The epicenter of the euro zone debt crisis has shifted almost daily for the past few weeks, but Spain is currently to the fore – and any sign of a resolution to its problems is moving markets.
Much of Wednesday and Thursday’s rally in European stock markets was motivated by hopes that European officials are getting closer to a solution for the country’s troubles.
Officials are weighing up a bailout program that would aid its domestic banking sector while imposing only “very limited conditionality” on aspects such as austerity, according to a report in the Financial Times on Thursday.
“The Spanish authorities want to be seen to be playing by the rules,” Lena Komileva, Chief Economist, G+ Economics, told CNBC.
“At the moment there’s soft negotiation behind the curtains about getting this kind of aid directly into the Spanish banking system without having to comply with stringent conditionality.”
One of the main fears of the Spanish is that even more stringent austerity measures will be imposed if a bailout is needed.

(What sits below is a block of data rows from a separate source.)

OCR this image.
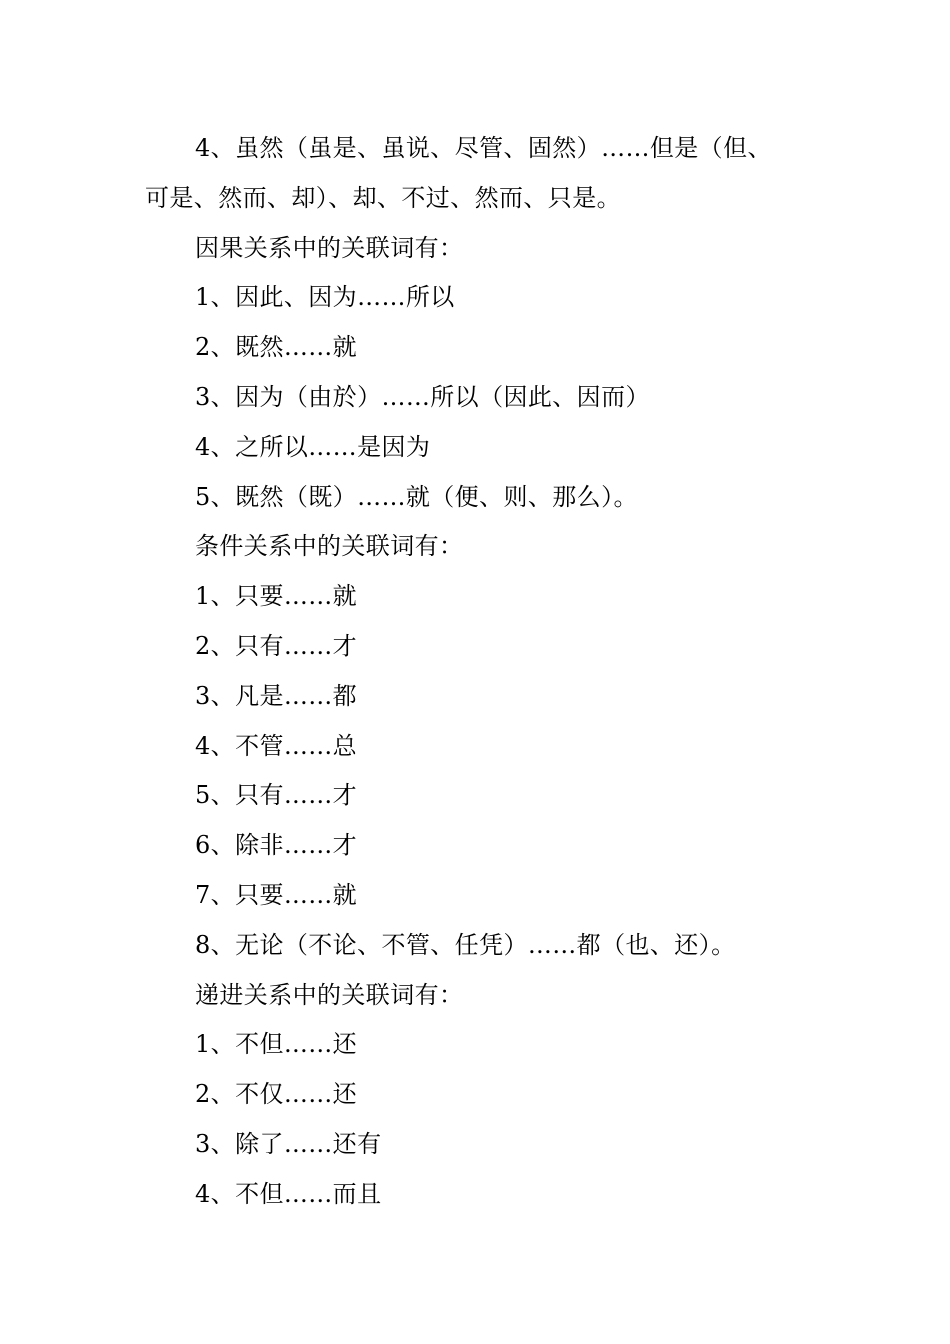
4、虽然（虽是、虽说、尽管、固然）……但是（但、
可是、然而、却）、却、不过、然而、只是。
因果关系中的关联词有：
1、因此、因为……所以
2、既然……就
3、因为（由於）……所以（因此、因而）
4、之所以……是因为
5、既然（既）……就（便、则、那么）。
条件关系中的关联词有：
1、只要……就
2、只有……才
3、凡是……都
4、不管……总
5、只有……才
6、除非……才
7、只要……就
8、无论（不论、不管、任凭）……都（也、还）。
递进关系中的关联词有：
1、不但……还
2、不仅……还
3、除了……还有
4、不但……而且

“What we have seen has been a relief rally,” Lauren Rosborough, senior foreign exchange strategist, Societe Generale, told CNBC’s “Squawk Box Europe” Thursday.
“The timing of this announcement with regards to Spanish banks couldn’t be more perfect heading into the bond auction to get good yields and good demands.”
Spain is auctioning up to 2 billion euros ($2.5 billion) on Thursday.
“Germany doesn’t want Spain to have significant problems, orGreece,” Rosborough said.
“Rules can be changed – it simply needs political will to do so. There may not be loopholes as of now but there’s no reason that can’t change. There are risks that this could spiral out of control if it’s not contained now.”
Economic signs for the country are not encouraging. Industrial production in Spain fell sharply in April, to more than 8 percent below the same month in 2011.
Spain is waiting for a new Governor and Deputy Governor of its central bank, with bank official Luis Maria Linde tipped by state-owned newswire EFE to be named governor of the Bank of Spain Thursday.
The euro is expected to continue its fall against the dollar to as low as $1.15 in the medium term as Spain’s troubles continue, according to Rosborough – although she said it could move as high as $1.32 in the short term on “pain trade.”